SmSh: If students or parents are interested in this, what kind of application stands out and how competitive is the program?
Gov Shumlin: You know, it’s not like getting into Harvard or Yale. What we’re trying to weed out during the admissions process are students who might provide emotional or behavioral challenges that would drag down the group experience for everyone else. [Putney students] tend to be really good wholesome, well-adjusted students who can work well in a group and help to form a really close knit community.
What we’re really looking for are students who are enthusiastic and excited about it, we don’t want it to just be mom and dad’s idea, we need to see some motivation from the student. And students who are well adjusted socially; we don’t care so much about scores and exams, the rest of their life is absorbed by that, particularly here in China… Our programs are like applying to a private school, when you apply to a program, you have to list two teachers that know you well, and write a short essay. Then we accept you if we think you're appropriate for the program.
SmSh: China’s the first country Putney has expanded into outside of the U.S. What has that been like and what’s been Putney's biggest accomplishment?

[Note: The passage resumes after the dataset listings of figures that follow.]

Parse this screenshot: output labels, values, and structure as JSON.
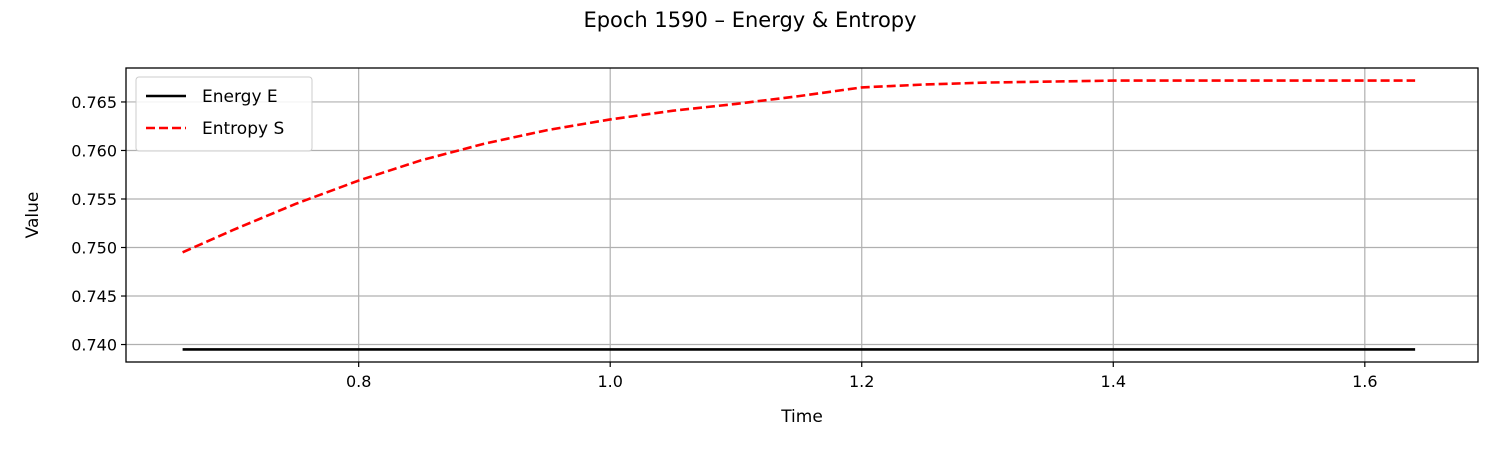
{
  "chart_data": {
    "type": "line",
    "title": "Epoch 1590 – Energy & Entropy",
    "xlabel": "Time",
    "ylabel": "Value",
    "xlim": [
      0.615,
      1.69
    ],
    "ylim": [
      0.7382,
      0.7685
    ],
    "x_ticks": [
      0.8,
      1.0,
      1.2,
      1.4,
      1.6
    ],
    "x_tick_labels": [
      "0.8",
      "1.0",
      "1.2",
      "1.4",
      "1.6"
    ],
    "y_ticks": [
      0.74,
      0.745,
      0.75,
      0.755,
      0.76,
      0.765
    ],
    "y_tick_labels": [
      "0.740",
      "0.745",
      "0.750",
      "0.755",
      "0.760",
      "0.765"
    ],
    "grid": true,
    "legend_position": "upper-left",
    "series": [
      {
        "name": "Energy E",
        "color": "#000000",
        "dash": "solid",
        "x": [
          0.66,
          0.7,
          0.8,
          0.9,
          1.0,
          1.1,
          1.2,
          1.3,
          1.4,
          1.5,
          1.6,
          1.64
        ],
        "y": [
          0.7395,
          0.7395,
          0.7395,
          0.7395,
          0.7395,
          0.7395,
          0.7395,
          0.7395,
          0.7395,
          0.7395,
          0.7395,
          0.7395
        ]
      },
      {
        "name": "Entropy S",
        "color": "#ff0000",
        "dash": "dashed",
        "x": [
          0.66,
          0.7,
          0.75,
          0.8,
          0.85,
          0.9,
          0.95,
          1.0,
          1.05,
          1.1,
          1.15,
          1.2,
          1.25,
          1.3,
          1.35,
          1.4,
          1.45,
          1.5,
          1.55,
          1.6,
          1.64
        ],
        "y": [
          0.7495,
          0.7518,
          0.7545,
          0.7569,
          0.759,
          0.7607,
          0.7621,
          0.7632,
          0.7641,
          0.7648,
          0.7656,
          0.7665,
          0.7668,
          0.767,
          0.7671,
          0.7672,
          0.7672,
          0.7672,
          0.7672,
          0.7672,
          0.7672
        ]
      }
    ]
  }
}
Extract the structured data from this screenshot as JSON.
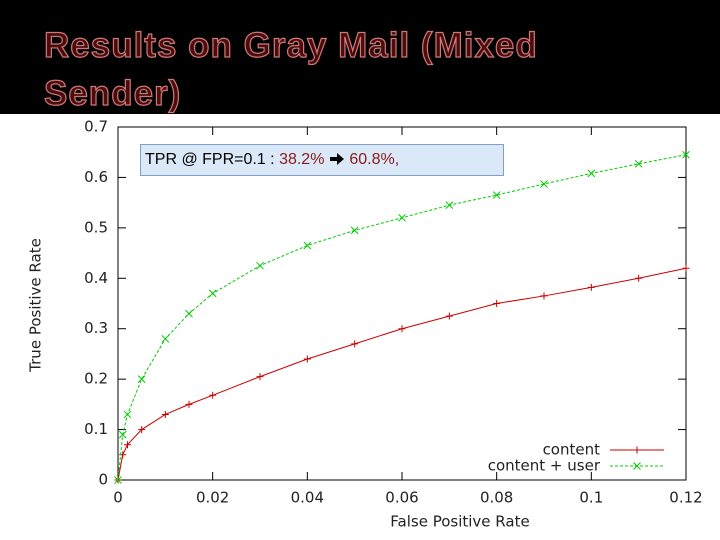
{
  "chart_data": {
    "type": "line",
    "title": "Results on Gray Mail (Mixed Sender)",
    "x_label": "False Positive Rate",
    "y_label": "True Positive Rate",
    "annotation": [
      "TPR @ FPR=0.1 :",
      "38.2%",
      "60.8%,"
    ],
    "x": [
      0,
      0.001,
      0.002,
      0.005,
      0.01,
      0.015,
      0.02,
      0.03,
      0.04,
      0.05,
      0.06,
      0.07,
      0.08,
      0.09,
      0.1,
      0.11,
      0.12
    ],
    "series": [
      {
        "name": "content",
        "color": "#cc0000",
        "marker": "plus",
        "dash": false,
        "values": [
          0,
          0.05,
          0.07,
          0.1,
          0.13,
          0.15,
          0.168,
          0.205,
          0.24,
          0.27,
          0.3,
          0.325,
          0.35,
          0.365,
          0.382,
          0.4,
          0.42
        ]
      },
      {
        "name": "content + user",
        "color": "#00cc00",
        "marker": "cross",
        "dash": true,
        "values": [
          0,
          0.09,
          0.13,
          0.2,
          0.28,
          0.33,
          0.37,
          0.425,
          0.465,
          0.495,
          0.52,
          0.545,
          0.565,
          0.587,
          0.608,
          0.627,
          0.645
        ]
      }
    ],
    "xlim": [
      0,
      0.12
    ],
    "xticks": [
      0,
      0.02,
      0.04,
      0.06,
      0.08,
      0.1,
      0.12
    ],
    "ylim": [
      0,
      0.7
    ],
    "yticks": [
      0,
      0.1,
      0.2,
      0.3,
      0.4,
      0.5,
      0.6,
      0.7
    ],
    "grid": false,
    "legend": "bottom-right"
  }
}
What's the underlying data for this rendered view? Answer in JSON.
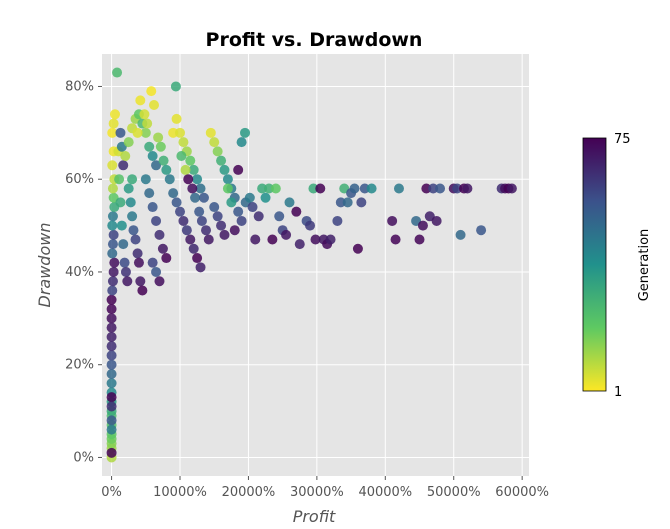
{
  "chart_data": {
    "type": "scatter",
    "title": "Profit vs. Drawdown",
    "xlabel": "Profit",
    "ylabel": "Drawdown",
    "xlim": [
      -140,
      6100
    ],
    "ylim": [
      -4,
      87
    ],
    "x_ticks": [
      0,
      1000,
      2000,
      3000,
      4000,
      5000,
      6000
    ],
    "x_tick_labels": [
      "0%",
      "10000%",
      "20000%",
      "30000%",
      "40000%",
      "50000%",
      "60000%"
    ],
    "y_ticks": [
      0,
      20,
      40,
      60,
      80
    ],
    "y_tick_labels": [
      "0%",
      "20%",
      "40%",
      "60%",
      "80%"
    ],
    "grid": true,
    "plot_background": "#e5e5e5",
    "grid_color": "#ffffff",
    "colorbar": {
      "label": "Generation",
      "min": 1,
      "max": 75,
      "min_label": "1",
      "max_label": "75",
      "colormap": [
        "#fde725",
        "#5ec962",
        "#21918c",
        "#3b528b",
        "#440154"
      ]
    },
    "marker_alpha": 0.85,
    "series": [
      {
        "points": [
          [
            0,
            0,
            10
          ],
          [
            0,
            2,
            12
          ],
          [
            0,
            3,
            15
          ],
          [
            0,
            4,
            18
          ],
          [
            0,
            5,
            20
          ],
          [
            0,
            7,
            22
          ],
          [
            0,
            9,
            25
          ],
          [
            0,
            10,
            30
          ],
          [
            0,
            12,
            35
          ],
          [
            0,
            14,
            40
          ],
          [
            0,
            16,
            45
          ],
          [
            0,
            18,
            50
          ],
          [
            0,
            20,
            55
          ],
          [
            0,
            22,
            60
          ],
          [
            0,
            24,
            65
          ],
          [
            0,
            26,
            68
          ],
          [
            0,
            28,
            70
          ],
          [
            0,
            30,
            72
          ],
          [
            0,
            32,
            74
          ],
          [
            0,
            34,
            75
          ],
          [
            10,
            36,
            60
          ],
          [
            20,
            38,
            65
          ],
          [
            30,
            40,
            70
          ],
          [
            40,
            42,
            72
          ],
          [
            10,
            44,
            50
          ],
          [
            20,
            46,
            55
          ],
          [
            30,
            48,
            60
          ],
          [
            10,
            50,
            40
          ],
          [
            20,
            52,
            45
          ],
          [
            40,
            54,
            30
          ],
          [
            30,
            56,
            20
          ],
          [
            20,
            58,
            10
          ],
          [
            40,
            60,
            8
          ],
          [
            10,
            63,
            5
          ],
          [
            30,
            66,
            3
          ],
          [
            10,
            70,
            2
          ],
          [
            30,
            72,
            4
          ],
          [
            50,
            74,
            3
          ],
          [
            80,
            83,
            25
          ],
          [
            100,
            66,
            6
          ],
          [
            110,
            60,
            22
          ],
          [
            130,
            55,
            30
          ],
          [
            150,
            50,
            38
          ],
          [
            170,
            46,
            50
          ],
          [
            190,
            42,
            58
          ],
          [
            210,
            40,
            64
          ],
          [
            230,
            38,
            70
          ],
          [
            130,
            70,
            55
          ],
          [
            150,
            67,
            45
          ],
          [
            170,
            63,
            65
          ],
          [
            250,
            58,
            35
          ],
          [
            280,
            55,
            40
          ],
          [
            300,
            52,
            45
          ],
          [
            320,
            49,
            55
          ],
          [
            350,
            47,
            60
          ],
          [
            380,
            44,
            65
          ],
          [
            400,
            42,
            72
          ],
          [
            420,
            38,
            70
          ],
          [
            450,
            36,
            75
          ],
          [
            300,
            60,
            30
          ],
          [
            200,
            65,
            10
          ],
          [
            250,
            68,
            15
          ],
          [
            300,
            71,
            8
          ],
          [
            350,
            73,
            12
          ],
          [
            400,
            74,
            20
          ],
          [
            450,
            72,
            25
          ],
          [
            500,
            70,
            15
          ],
          [
            550,
            67,
            30
          ],
          [
            600,
            65,
            40
          ],
          [
            650,
            63,
            50
          ],
          [
            500,
            60,
            45
          ],
          [
            550,
            57,
            50
          ],
          [
            600,
            54,
            55
          ],
          [
            650,
            51,
            60
          ],
          [
            700,
            48,
            65
          ],
          [
            750,
            45,
            70
          ],
          [
            800,
            43,
            75
          ],
          [
            600,
            42,
            60
          ],
          [
            650,
            40,
            55
          ],
          [
            700,
            38,
            72
          ],
          [
            380,
            70,
            5
          ],
          [
            420,
            77,
            3
          ],
          [
            480,
            74,
            6
          ],
          [
            520,
            72,
            8
          ],
          [
            580,
            79,
            2
          ],
          [
            620,
            76,
            4
          ],
          [
            680,
            69,
            12
          ],
          [
            720,
            67,
            18
          ],
          [
            760,
            64,
            28
          ],
          [
            800,
            62,
            35
          ],
          [
            850,
            60,
            45
          ],
          [
            900,
            57,
            50
          ],
          [
            950,
            55,
            55
          ],
          [
            1000,
            53,
            60
          ],
          [
            1050,
            51,
            65
          ],
          [
            1100,
            49,
            62
          ],
          [
            1150,
            47,
            70
          ],
          [
            1200,
            45,
            66
          ],
          [
            1250,
            43,
            75
          ],
          [
            1300,
            41,
            68
          ],
          [
            900,
            70,
            3
          ],
          [
            950,
            73,
            4
          ],
          [
            1000,
            70,
            5
          ],
          [
            1050,
            68,
            8
          ],
          [
            1100,
            66,
            12
          ],
          [
            1150,
            64,
            20
          ],
          [
            1200,
            62,
            30
          ],
          [
            1250,
            60,
            40
          ],
          [
            1300,
            58,
            48
          ],
          [
            1350,
            56,
            55
          ],
          [
            940,
            80,
            30
          ],
          [
            1020,
            65,
            25
          ],
          [
            1080,
            62,
            10
          ],
          [
            1120,
            60,
            75
          ],
          [
            1180,
            58,
            72
          ],
          [
            1220,
            56,
            50
          ],
          [
            1280,
            53,
            55
          ],
          [
            1320,
            51,
            60
          ],
          [
            1380,
            49,
            65
          ],
          [
            1420,
            47,
            70
          ],
          [
            1450,
            70,
            4
          ],
          [
            1500,
            68,
            8
          ],
          [
            1550,
            66,
            15
          ],
          [
            1600,
            64,
            28
          ],
          [
            1650,
            62,
            35
          ],
          [
            1700,
            60,
            40
          ],
          [
            1750,
            58,
            45
          ],
          [
            1800,
            56,
            50
          ],
          [
            1850,
            53,
            55
          ],
          [
            1900,
            51,
            60
          ],
          [
            1500,
            54,
            55
          ],
          [
            1550,
            52,
            60
          ],
          [
            1600,
            50,
            65
          ],
          [
            1650,
            48,
            70
          ],
          [
            1700,
            58,
            20
          ],
          [
            1750,
            55,
            35
          ],
          [
            1800,
            49,
            72
          ],
          [
            1850,
            62,
            75
          ],
          [
            1900,
            68,
            40
          ],
          [
            1950,
            70,
            35
          ],
          [
            1960,
            55,
            50
          ],
          [
            2020,
            56,
            45
          ],
          [
            2060,
            54,
            60
          ],
          [
            2100,
            47,
            70
          ],
          [
            2150,
            52,
            65
          ],
          [
            2200,
            58,
            30
          ],
          [
            2250,
            56,
            38
          ],
          [
            2300,
            58,
            28
          ],
          [
            2350,
            47,
            75
          ],
          [
            2400,
            58,
            20
          ],
          [
            2450,
            52,
            55
          ],
          [
            2500,
            49,
            60
          ],
          [
            2550,
            48,
            70
          ],
          [
            2600,
            55,
            45
          ],
          [
            2700,
            53,
            75
          ],
          [
            2750,
            46,
            68
          ],
          [
            2850,
            51,
            58
          ],
          [
            2900,
            50,
            62
          ],
          [
            2950,
            58,
            30
          ],
          [
            2980,
            47,
            72
          ],
          [
            3050,
            58,
            75
          ],
          [
            3100,
            47,
            70
          ],
          [
            3150,
            46,
            73
          ],
          [
            3200,
            47,
            68
          ],
          [
            3300,
            51,
            60
          ],
          [
            3350,
            55,
            55
          ],
          [
            3400,
            58,
            28
          ],
          [
            3450,
            55,
            50
          ],
          [
            3500,
            57,
            55
          ],
          [
            3550,
            58,
            52
          ],
          [
            3600,
            45,
            75
          ],
          [
            3650,
            55,
            60
          ],
          [
            3700,
            58,
            55
          ],
          [
            3800,
            58,
            40
          ],
          [
            4100,
            51,
            72
          ],
          [
            4150,
            47,
            74
          ],
          [
            4200,
            58,
            45
          ],
          [
            4450,
            51,
            50
          ],
          [
            4500,
            47,
            74
          ],
          [
            4550,
            50,
            72
          ],
          [
            4600,
            58,
            75
          ],
          [
            4650,
            52,
            68
          ],
          [
            4700,
            58,
            60
          ],
          [
            4750,
            51,
            70
          ],
          [
            4800,
            58,
            55
          ],
          [
            5000,
            58,
            72
          ],
          [
            5050,
            58,
            60
          ],
          [
            5100,
            48,
            50
          ],
          [
            5150,
            58,
            75
          ],
          [
            5200,
            58,
            70
          ],
          [
            5400,
            49,
            55
          ],
          [
            5700,
            58,
            65
          ],
          [
            5750,
            58,
            72
          ],
          [
            5800,
            58,
            75
          ],
          [
            5850,
            58,
            70
          ],
          [
            0,
            13,
            75
          ],
          [
            0,
            11,
            65
          ],
          [
            0,
            8,
            55
          ],
          [
            0,
            6,
            45
          ],
          [
            0,
            1,
            75
          ]
        ]
      }
    ]
  }
}
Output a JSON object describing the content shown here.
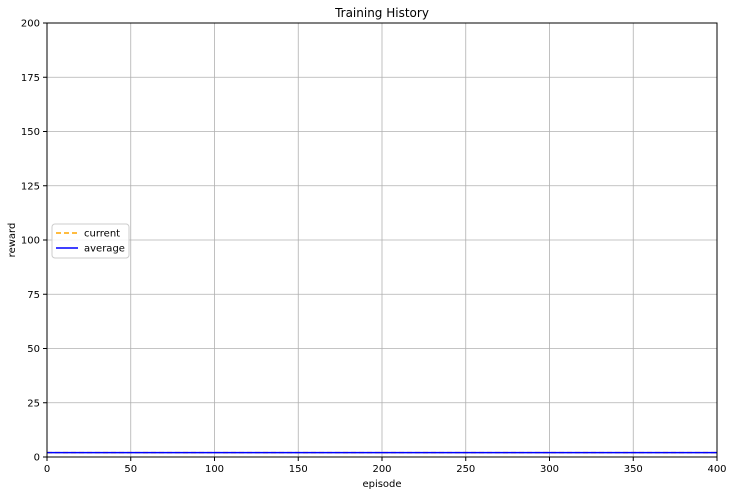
{
  "chart_data": {
    "type": "line",
    "title": "Training History",
    "xlabel": "episode",
    "ylabel": "reward",
    "xlim": [
      0,
      400
    ],
    "ylim": [
      0,
      200
    ],
    "xticks": [
      0,
      50,
      100,
      150,
      200,
      250,
      300,
      350,
      400
    ],
    "yticks": [
      0,
      25,
      50,
      75,
      100,
      125,
      150,
      175,
      200
    ],
    "grid": true,
    "legend_position": "center-left",
    "series": [
      {
        "name": "current",
        "color": "#ffa500",
        "style": "dashed",
        "x": [
          0,
          400
        ],
        "y": [
          2,
          2
        ]
      },
      {
        "name": "average",
        "color": "#0000ff",
        "style": "solid",
        "x": [
          0,
          400
        ],
        "y": [
          2,
          2
        ]
      }
    ]
  }
}
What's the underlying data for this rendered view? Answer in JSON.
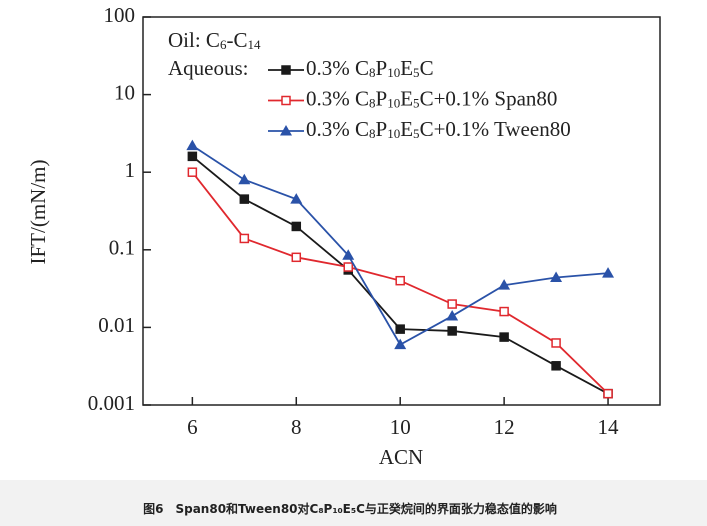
{
  "chart_data": {
    "type": "line",
    "x_label": "ACN",
    "y_label": "IFT/(mN/m)",
    "annotation": "Oil: C6-C14",
    "legend_title": "Aqueous:",
    "caption": "图6　Span80和Tween80对C8P10E5C与正癸烷间的界面张力稳态值的影响",
    "x": [
      6,
      7,
      8,
      9,
      10,
      11,
      12,
      13,
      14
    ],
    "series": [
      {
        "name": "0.3% C8P10E5C",
        "color": "#1a1a1a",
        "marker": "filled-square",
        "values": [
          1.6,
          0.45,
          0.2,
          0.055,
          0.0095,
          0.009,
          0.0075,
          0.0032,
          0.0014
        ]
      },
      {
        "name": "0.3% C8P10E5C+0.1% Span80",
        "color": "#e0282e",
        "marker": "open-square",
        "values": [
          1.0,
          0.14,
          0.08,
          0.06,
          0.04,
          0.02,
          0.016,
          0.0063,
          0.0014
        ]
      },
      {
        "name": "0.3% C8P10E5C+0.1% Tween80",
        "color": "#2a52a8",
        "marker": "triangle",
        "values": [
          2.2,
          0.8,
          0.45,
          0.085,
          0.006,
          0.014,
          0.035,
          0.044,
          0.05
        ]
      }
    ],
    "xlim": [
      5.05,
      15
    ],
    "xticks": [
      6,
      8,
      10,
      12,
      14
    ],
    "ylim": [
      0.001,
      100
    ],
    "yticks": [
      100,
      10,
      1,
      0.1,
      0.01,
      0.001
    ],
    "log_y": true
  }
}
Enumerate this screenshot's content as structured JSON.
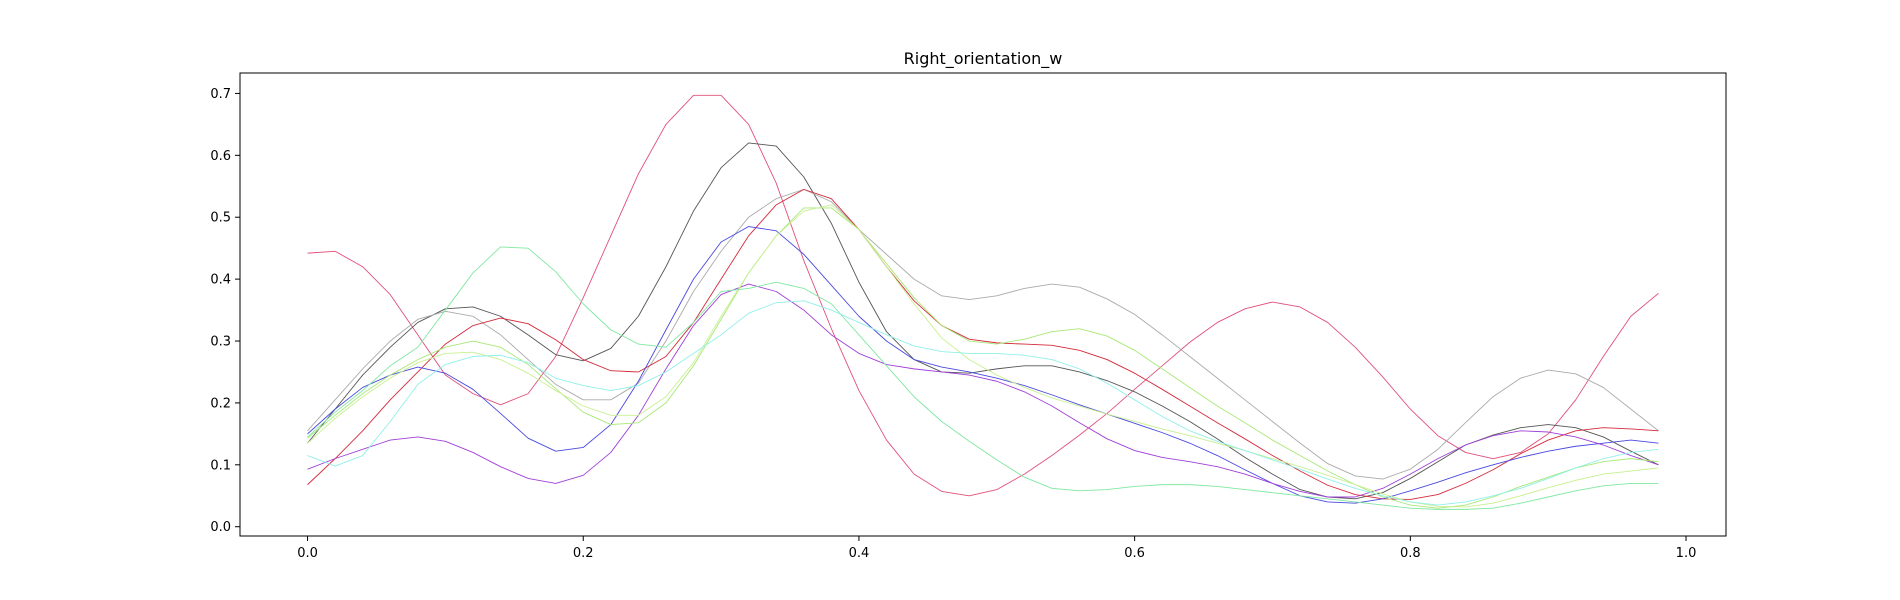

Gov Shumlin: It was funny, when we came last year when we started this, everyone was like, when you get to China they are all going to want to do your academic programs, and the first four students that applied, applied for community service projects in Tanzania, India, and Peru. The students get it and are looking for something that pushes them out of their comfort zone.
Really, where this all came from, was 68 years ago. My dad was a World War II vet who’d grown up in New Jersey, but had been colored — like many people of his generation — by World War II and fighting Hitler. My mom is Dutch, and grew up in occupied Holland and literally watched her Jewish friends disappear, she’d be playing with them one day and they’d be gone the next. They were both teachers in the U.S. and they got this pretty radical idea to turn summer vacation into an opportunity for students by sending them to do home-stays, community service, learn languages, to really interact with people from foreign countries; all as some small step in helping contribute to a better world through understanding.
The biggest thing we’ve accomplished is taking students who are curious and ready and giving them experiences that they never would have had, that then affect the rest of their lives… What we love about working with middle and high school students is that you can really make a big change in a short period of time, they’re much more open, and that’s why I love doing the work we do.
Me and Gov Shumlin, casually talking future of the U.S. Democratic Party.
SmSh: Speaking of Vermont…Bernie 2020?
Gov Shumlin: My prediction of the Democratic side of the race, is it’s going to be more primary candidates than you’ve ever seen. I mean everyone and their uncle — and aunt I hope — are going to be running for president. It’s very difficult to be a frontrunner in a Democratic primary, if you don’t believe me ask Hillary, Al Gore, I mean we can go through the list. So, it’s exciting. I hope Bernie runs because he adds a lot of important stuff to the conversation. But my guess is that just as Hillary Clinton when she first ran for president was expected to be the nominee and Barack Obama came from nowhere—my guess is the Democrats will nominate someone we don’t expect, we won’t do a rerun of the last race.